Chronique d’un psy : « Aménager son cabinet »
Il est le lieu de travail de bon nombre de psychologues cliniciens et fait souvent l’objet de multiples prises de tête dans son aménagement. T. Persons s’interroge : y a-t-il une manière optimale d’aménager son cabinet ?
Il fallait me voir à mes débuts… J’étais fier comme un paon. J’avais signé mon bail de location, un montant fixe, pas de rétrocession d’honoraires scandaleuse que seul·e·s les psy peuvent encore accepter. C’était neuf, c’était parfait, c’était dans un centre pluridisciplinaire où se côtoyaient de nombreux médecins. Le bon plan ! Le hic ? Le local était auparavant utilisé pour stocker des dossiers patients. Pas de fenêtres, des néons blancs, on se serait cru dans la tête d’un téléspectateur prostré devant son talk-show de fin de journée : le vide !
Bien évidemment, le médecin coordinateur m’a rassuré : on allait le meubler, comme s’il s’agissait d’un cabinet médical. J’ai nuancé, en disant que je n’étais pas médecin tout en pensant qu’en matière de décoration, souvent, le médecin est à la décoration ce que Michel Houellebecq est à Cristina Cordula. Il fallait donc partir d’une feuille blanche, tout revoir depuis le début : la couleur, les meubles, les lumières, les décorations… Je m’y suis attelé, je me suis demandé comment positionner mon patient, qu’il soit à l’aise, qu’il puisse fuir mon regard. Il fallait quelque chose de neutre, mais en même temps, de cosy. Il fallait que cela convienne à tout le monde. Bref, le casse-tête.
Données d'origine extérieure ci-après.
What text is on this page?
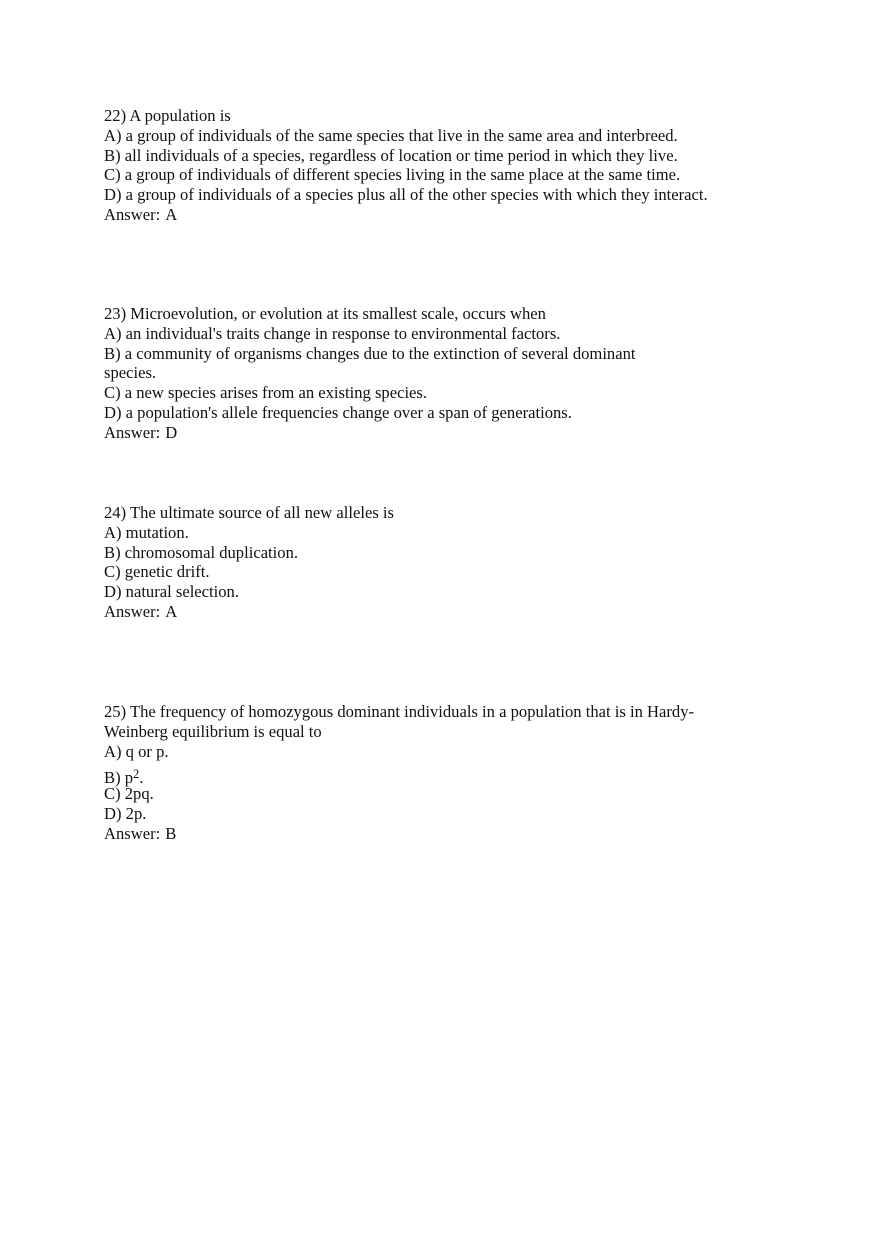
22) A population is
A) a group of individuals of the same species that live in the same area and interbreed.
B) all individuals of a species, regardless of location or time period in which they live.
C) a group of individuals of different species living in the same place at the same time.
D) a group of individuals of a species plus all of the other species with which they interact.
Answer: A
23) Microevolution, or evolution at its smallest scale, occurs when
A) an individual's traits change in response to environmental factors.
B) a community of organisms changes due to the extinction of several dominant species.
C) a new species arises from an existing species.
D) a population's allele frequencies change over a span of generations.
Answer: D
24) The ultimate source of all new alleles is
A) mutation.
B) chromosomal duplication.
C) genetic drift.
D) natural selection.
Answer: A
25) The frequency of homozygous dominant individuals in a population that is in Hardy-
Weinberg equilibrium is equal to
A) q or p.
B) $p^2$.
C) 2pq.
D) 2p.
Answer: B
"Avant tout, il faudrait que vous, vous y sentiez à l’aise"
Avec le recul de dix ans de pratique, j’ai l’impression d’avoir perfectionné mon environnement de travail. Mon cabinet est top et la plupart de mes patients ont l’air de s’y retrouver. Il faut dire, on n’est pas aidé. Il n’y a pas vraiment de manuel de décoration pour professionnels de soins de santé. On tâtonne, on essaye. On se rend compte que la reproduction du cri de Munch, ça ne passe pas trop avec les anxieux, que les slogans positifs, ça fait pas écho aux dépressifs et que la photo de famille, ça suscite plus de questions personnelles que d’élaboration chez nos patients. Puis, avec le recul, on se dit qu’on s’adapte à toutes les situations.
Par exemple, la semaine passée, on m’a demandé si mon cabinet était adapté à tou·te·s, et moi, imaginant quelqu’un débarquer en chaise roulante, j’ai acquiescé avec autant d’assurance qu’un centre-avant tirant un penalty au football. Mal m’en a pris en voyant arriver une personne souffrant d’hypocondroplasie. Ah. De fait, lorsque l’on souffre de nanisme, rien n’est adapté dans un cabinet. Je vous passe la gêne de ne pas savoir quoi faire lorsque la personne a du mal à s’asseoir dans le siège et qu’elle voit que vous hésitez à venir l’aider, tout en se disant que, si vous le faites, cela peut être violemment perçu et si vous ne le faites pas, cela peut également être mal vu. On passera aussi le regard de haut inadapté dû au positionnement de votre chaise et le fait de devoir bouger votre boite de mouchoirs pour pouvoir avoir un contact visuel avec votre patient.
En conclusion, il n’y a pas de recette magique, ou de conseils ou trucs et astuces pour meubler son cabinet. Avant tout, il faudrait que vous, vous y sentiez à l’aise. Le reste, il faudra toujours l’adapter à l’autre dans la mesure du possible, tout en se disant qu’on a peut-être plus tendance à se casser la tête que les autres professionnels de soins de santé, mais qu’au final, il serait fâcheux que notre patientèle vienne chercher chez nous le confort d’un cabinet, plutôt que le psychologue qui y exerce.